High fidelity quantum measurement in transmon qubits
We are studying the physics of Quantum Non-Demolition (QND) measurements of a superconducting transmon qubit. These experiments are performed through an original coupling, called “cross-Kerr”, between the qubit and the readout microwave radiation field. Preliminary measurements have demonstrated very high readout fidelity as well as very high QNDness, paving the way for a superconducting multi-qubit platform for quantum computing based on this novel readout.
Goal
We are studying non-demolition quantum measurements in a quantum system consisting of a superconducting quantum bit (a “transmon qubit”) coupled to a radiative microwave field which carries the information to a classical detector.
Background
In conventional qubits, increasing the coupling between the qubit and the detector usually comes at the expense of limiting the lifetime and coherence of the qubit. The originality in our experiment lies in a new nonlinear coupling between the qubit and the microwave radiation field, called “cross-Kerr” which will not induce lifetime reduction [1-3]. To engineer this coupling, we fabricate a circuit called “transmon molecule” composed of two nominally identical transmons coupled inductively and capacitively together [4]. The resulting circuit exhibits two degrees of freedom with the desired cross-kerr coupling.
Performances
In practice, the circuit is patterned on a thin film of aluminum with Josephson tunnel junctions [2]. The circuit is anchored to the base plate of a dilution fridge (30 mK) to ensure that thermal fluctuations are not exciting the system in a home-made dilution cryostat. So far, we demonstrated single-shot readout fidelities of 97.4% for 50-ns readout pulses with a QND-ness of 99% [5,6].

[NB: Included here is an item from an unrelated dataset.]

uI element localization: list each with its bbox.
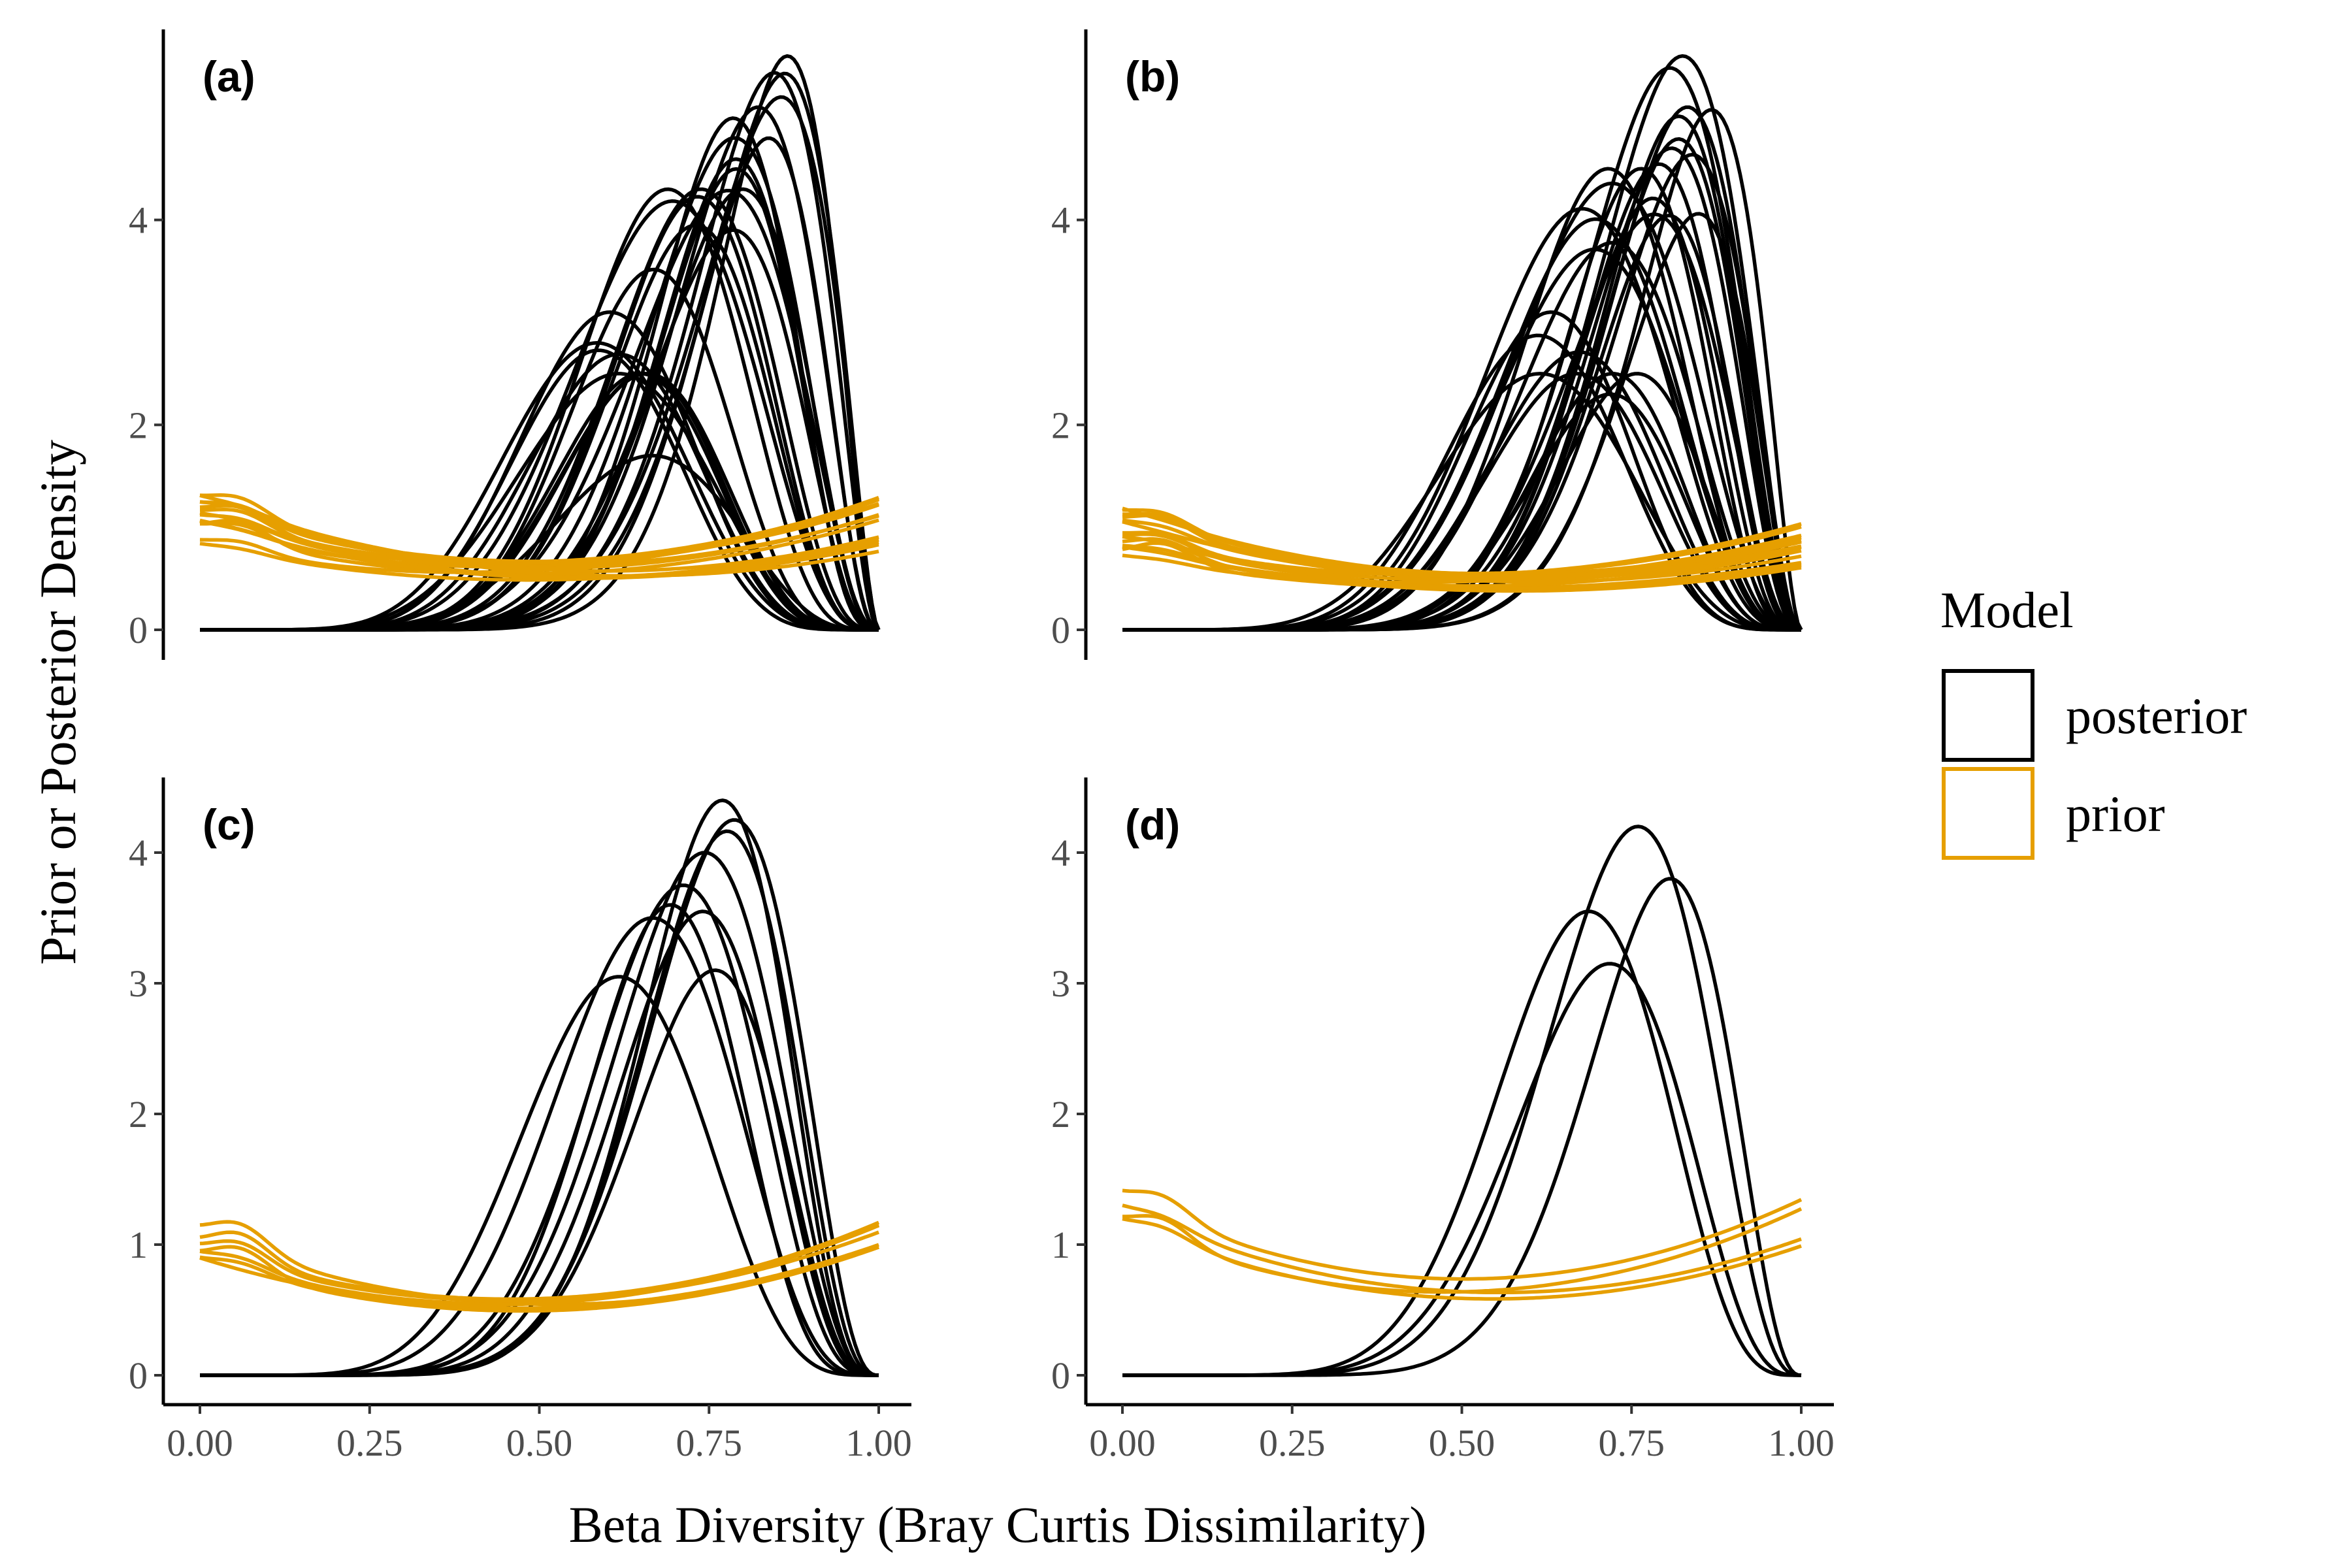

Some of our recent publications
[1] Non-linear coupling between the two oscillation modes of a dc-SQUID F. Lecocq, J. Claudon, O. Buisson, and P. Milman Phys. Rev. Lett. 107, 197002 (2011).

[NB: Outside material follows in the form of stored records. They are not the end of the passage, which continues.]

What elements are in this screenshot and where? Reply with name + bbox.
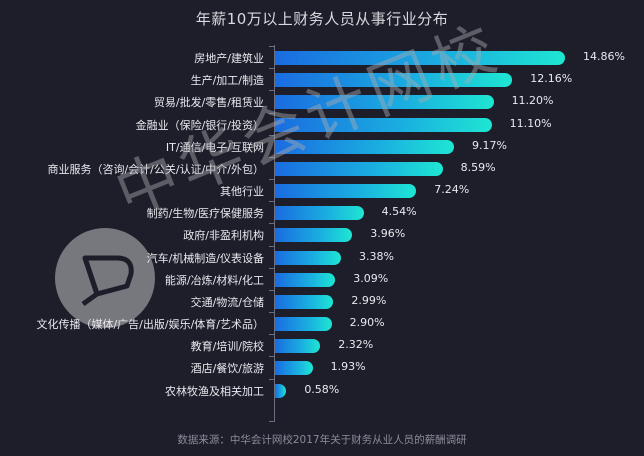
bar	[275, 339, 321, 354]
bar	[275, 51, 565, 65]
category-label: 文化传播（媒体/广告/出版/娱乐/体育/艺术品）	[36, 318, 264, 332]
bar	[275, 361, 313, 376]
category-label: IT/通信/电子/互联网	[165, 140, 264, 154]
axis-tick	[269, 90, 274, 92]
category-label: 农林牧渔及相关加工	[165, 384, 264, 398]
category-label: 能源/冶炼/材料/化工	[164, 273, 264, 287]
bar	[275, 139, 454, 154]
axis-tick	[269, 378, 274, 380]
value-label: 14.86%	[583, 50, 625, 63]
category-label: 房地产/建筑业	[194, 52, 264, 65]
category-label: 贸易/批发/零售/租赁业	[153, 96, 264, 110]
bar-row: 文化传播（媒体/广告/出版/娱乐/体育/艺术品） 2.90%	[0, 312, 644, 335]
y-axis-line	[274, 45, 275, 422]
value-label: 9.17%	[471, 138, 507, 152]
bar-row: 商业服务（咨询/会计/公关/认证/中介/外包） 8.59%	[0, 156, 644, 180]
axis-tick	[269, 312, 274, 314]
category-label: 教育/培训/院校	[190, 340, 264, 354]
bar	[275, 383, 287, 398]
axis-tick	[269, 421, 274, 422]
value-label: 0.58%	[304, 382, 340, 396]
category-label: 制药/生物/医疗保健服务	[146, 207, 264, 221]
value-label: 3.38%	[358, 249, 394, 263]
bar-row: 教育/培训/院校 2.32%	[0, 334, 644, 357]
axis-tick	[269, 134, 274, 136]
axis-tick	[269, 356, 274, 358]
bar	[275, 294, 334, 309]
bar-row: 能源/冶炼/材料/化工 3.09%	[0, 267, 644, 291]
bar-row: 农林牧渔及相关加工 0.58%	[0, 378, 644, 402]
bar-row: 制药/生物/医疗保健服务 4.54%	[0, 201, 644, 224]
chart-title: 年薪10万以上财务人员从事行业分布	[195, 10, 449, 28]
axis-tick	[269, 201, 274, 203]
bar	[275, 73, 513, 88]
bar	[275, 184, 417, 199]
bar	[275, 272, 336, 287]
value-label: 11.20%	[511, 94, 554, 108]
bar-row: 政府/非盈利机构 3.96%	[0, 223, 644, 246]
category-label: 交通/物流/仓储	[190, 295, 264, 309]
category-label: 生产/加工/制造	[190, 74, 264, 88]
axis-tick	[269, 245, 274, 247]
category-label: 酒店/餐饮/旅游	[190, 362, 264, 376]
category-label: 其他行业	[220, 185, 264, 199]
category-label: 政府/非盈利机构	[183, 229, 264, 243]
bar-row: 贸易/批发/零售/租赁业 11.20%	[0, 90, 644, 113]
axis-tick	[269, 289, 274, 291]
bar-row: 酒店/餐饮/旅游 1.93%	[0, 356, 644, 379]
bar	[275, 206, 364, 221]
value-label: 7.24%	[434, 183, 470, 197]
category-label: 商业服务（咨询/会计/公关/认证/中介/外包）	[47, 162, 264, 176]
value-label: 4.54%	[381, 205, 417, 219]
bar	[275, 161, 443, 176]
watermark-logo-icon	[55, 228, 155, 328]
bar	[275, 117, 492, 132]
axis-tick	[269, 46, 274, 47]
value-label: 1.93%	[330, 360, 366, 374]
category-label: 汽车/机械制造/仪表设备	[146, 251, 264, 265]
axis-tick	[269, 223, 274, 225]
bar-row: 房地产/建筑业 14.86%	[0, 46, 644, 69]
bar-chart: 房地产/建筑业 14.86% 生产/加工/制造 12.16% 贸易/批发/零售/租赁业 1…	[0, 45, 644, 423]
bar-row: 汽车/机械制造/仪表设备 3.38%	[0, 245, 644, 269]
value-label: 2.32%	[338, 338, 374, 352]
bar	[275, 317, 332, 332]
value-label: 2.99%	[351, 293, 387, 307]
value-label: 3.96%	[370, 227, 406, 241]
bar	[275, 95, 494, 110]
bar-row: 金融业（保险/银行/投资） 11.10%	[0, 112, 644, 136]
value-label: 2.90%	[349, 316, 385, 330]
value-label: 12.16%	[530, 72, 573, 86]
axis-tick	[269, 156, 274, 158]
bar-row: 其他行业 7.24%	[0, 179, 644, 202]
bar-row: 生产/加工/制造 12.16%	[0, 68, 644, 91]
axis-tick	[269, 68, 274, 70]
category-label: 金融业（保险/银行/投资）	[135, 118, 264, 132]
axis-tick	[269, 334, 274, 336]
bar	[275, 228, 353, 243]
axis-tick	[269, 112, 274, 114]
value-label: 11.10%	[509, 116, 552, 130]
bar	[275, 250, 341, 265]
bar-row: IT/通信/电子/互联网 9.17%	[0, 134, 644, 158]
value-label: 8.59%	[460, 160, 496, 174]
bar-row: 交通/物流/仓储 2.99%	[0, 289, 644, 313]
axis-tick	[269, 267, 274, 269]
data-source-note: 数据来源：中华会计网校2017年关于财务从业人员的薪酬调研	[177, 434, 467, 446]
axis-tick	[269, 179, 274, 181]
value-label: 3.09%	[353, 271, 389, 285]
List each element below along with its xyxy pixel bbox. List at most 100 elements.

[2] Junction fabrication by shadow evaporation without a suspended bridge, F. Lecocq, I. M Pop, Z. Peng, I. Matei, T. Crozes, T. Fournier, C. Naud, W. Guichard and O. Buisson, Nanotechnology 22 315302 (2011).
[3] Ultrafast QND measurements based on diamond-shape artificial atom, I. Diniz, E. Dumur, O. Buisson and A. Auffeves. Phys. Rev. A 87, 033837 (2013)
[4] A V-shape superconducting artificial atom based on two inductively coupled transmons, É. Dumur, B. Küng, A. K. Feofanov, T. Weissl, N. Roch, C. Naud, W. Guichard, O. Buisson, arXiv:1501.04892, Phys. Rev. B 92, 020515(R) (2015)
[5] Fast high fidelity quantum non-demolition qubit readout via a non-perturbative cross-Kerr coupling, R. Dassonneville, T. Ramos, V. Milchakov, L. Planat, E. Dumur, F. Foroughi, J. Puertas,S. Leger, K. Bharadwaj, J. Delaforce, C. Naud, W. Hasch-Guichard, J. J. Garcıa-Ripoll, N. Roch, and O. Buisson, Phys. Rev. X 10, 011045 (2020)
[6] Transmon qubit readout using in-situ bifurcation amplification in the mesoscopic regime, R. Dassonneville, T. Ramos, V. Milchakov, C. Mori, L. Planat, E. Dumur, F. Foroughi, C. Naud, W. Hasch-Guichard, J. J. Garcıa-Ripoll, N. Roch, and O. Buisson, arXiv2210.04793 (2023).